Né à Pantin, René Drouin fut d'abord élève à l'École spéciale d'architecture puis, dans les années 1930, dessinateur de mobilier contemporain. En 1939, il abandonne la décoration pour ouvrir à Paris (en association avec un autre débutant, Leo Castelli) une galerie de peinture au 17, place Vendôme. Lieu prestigieux, entreprise d'abord modeste qui ne trouve son sens que vers 1944. Drouin y présente les peintres de la « tradition française » semi-abstraite (Manessier, Le Moal, Singier...), puis s'intéresse à l'avant-garde, découvre Fautrier, expose Wols, contribue au lancement d'un Dubuffet alors plus occupé de créations truculentes que de théorie anticulturelle. La galerie de la place Vendôme accueille aussi (1949) une rétrospective Picabia (Cinquante Ans de plaisir), puis la première exposition de Max Ernst à son retour des États-Unis (1950). L'une et l'autre se heurtent à l'indifférence, voire à l'hostilité des milieux critiques, alors partagés entre l'« école de Paris » (dans ses tendances les plus figuratives) et la vogue recommencée de l'abstraction géométrique.
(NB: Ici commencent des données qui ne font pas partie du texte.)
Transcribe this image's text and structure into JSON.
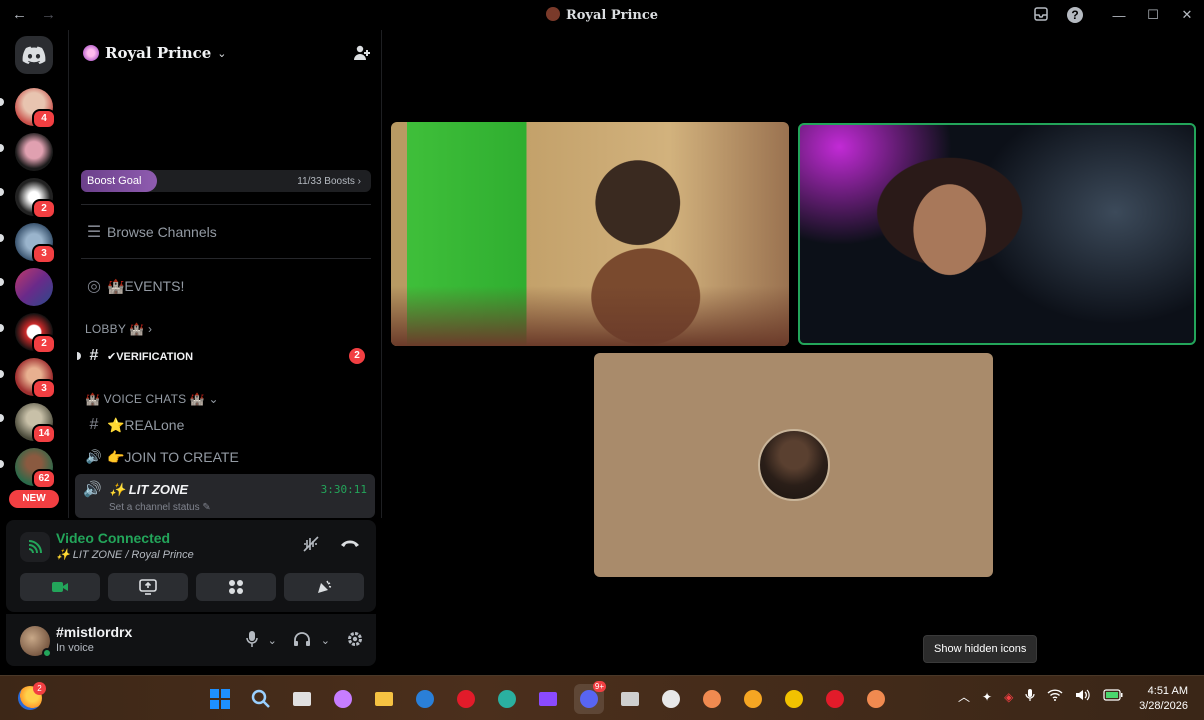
{
  "window": {
    "title": "Royal Prince",
    "back_icon": "←",
    "forward_icon": "→"
  },
  "rail": {
    "servers": [
      {
        "badge": "4",
        "color": "#c9a08a"
      },
      {
        "badge": "",
        "color": "#2a2a2a"
      },
      {
        "badge": "2",
        "color": "#1b1b1b"
      },
      {
        "badge": "3",
        "color": "#3b5570"
      },
      {
        "badge": "",
        "color": "#7a3a6a"
      },
      {
        "badge": "2",
        "color": "#cc2a2a"
      },
      {
        "badge": "3",
        "color": "#8a3a3a"
      },
      {
        "badge": "14",
        "color": "#4a4a3a"
      },
      {
        "badge": "62",
        "color": "#2a6a4a"
      }
    ],
    "new_label": "NEW"
  },
  "sidebar": {
    "server_name": "Royal Prince",
    "boost": {
      "label": "Boost Goal",
      "count": "11/33 Boosts ›"
    },
    "browse_channels": "Browse Channels",
    "events": "🏰EVENTS!",
    "lobby_category": "LOBBY 🏰 ›",
    "verification": "✔VERIFICATION",
    "verification_mentions": "2",
    "voice_category": "🏰 VOICE CHATS 🏰 ⌄",
    "channels": [
      {
        "icon": "#",
        "name": "⭐REALone"
      },
      {
        "icon": "🔊",
        "name": "👉JOIN TO CREATE"
      }
    ],
    "active_voice": {
      "name": "✨ LIT ZONE",
      "timer": "3:30:11",
      "status": "Set a channel status ✎"
    }
  },
  "voice_panel": {
    "title": "Video Connected",
    "subtitle": "✨ LIT ZONE / Royal Prince"
  },
  "user": {
    "name": "#mistlordrx",
    "status": "In voice"
  },
  "tooltip": "Show hidden icons",
  "taskbar": {
    "weather_badge": "2",
    "discord_badge": "9+",
    "apps": [
      {
        "name": "windows-start-icon",
        "color": "#1e90ff"
      },
      {
        "name": "search-icon",
        "color": "#9ad0ff"
      },
      {
        "name": "task-view-icon",
        "color": "#e0e0e0"
      },
      {
        "name": "copilot-icon",
        "color": "#c77dff"
      },
      {
        "name": "file-explorer-icon",
        "color": "#f5c242"
      },
      {
        "name": "outlook-icon",
        "color": "#2a7fd8"
      },
      {
        "name": "opera-icon",
        "color": "#e21b2a"
      },
      {
        "name": "edge-icon",
        "color": "#2ab0a0"
      },
      {
        "name": "clipchamp-icon",
        "color": "#8a4aff"
      },
      {
        "name": "discord-app-icon",
        "color": "#5865f2"
      },
      {
        "name": "camera-icon",
        "color": "#cfcfcf"
      },
      {
        "name": "steam-icon",
        "color": "#e8e8e8"
      },
      {
        "name": "game-app-1-icon",
        "color": "#f08a50"
      },
      {
        "name": "fl-studio-icon",
        "color": "#f5a623"
      },
      {
        "name": "chrome-icon",
        "color": "#f2c200"
      },
      {
        "name": "opera-gx-icon",
        "color": "#e21b2a"
      },
      {
        "name": "game-app-2-icon",
        "color": "#f08a50"
      }
    ],
    "time": "4:51 AM",
    "date": "3/28/2026"
  },
  "colors": {
    "accent_green": "#23a55a",
    "mention_red": "#f23f42",
    "boost_purple": "#8f5cb0"
  }
}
La liberté dont fait preuve René Drouin en exposant également Kandinsky (mort en 1944) ne lui concilie pas les amateurs d'opinions tranchées.

Il est cependant soutenu par des écrivains tels que Jean Paulhan, André Malraux, Jean-Paul Sartre et Henri Michaux (dont il sera également le premier à exposer les gouaches et les encres aux confins de l'onirisme) aussi bien que Georges Limbour ou Marcel Arland. Certains des artistes qu'il a « lancés » (Fautrier, avec l'exposition des Otages en 1945) ou relancés (Bissière) deviennent célèbres, mais Drouin demeure un homme de culture plutôt que de commerce. Sensible à l'aventure d'autrui plus qu'à la sienne propre, il doit affronter une situation financière vite inextricable et, peu doué pour la publicité, fermera sa galerie alors que ses caves contiennent des centaines de toiles qui vaudraient plus tard des fortunes, et dont à l'époque personne ne veut.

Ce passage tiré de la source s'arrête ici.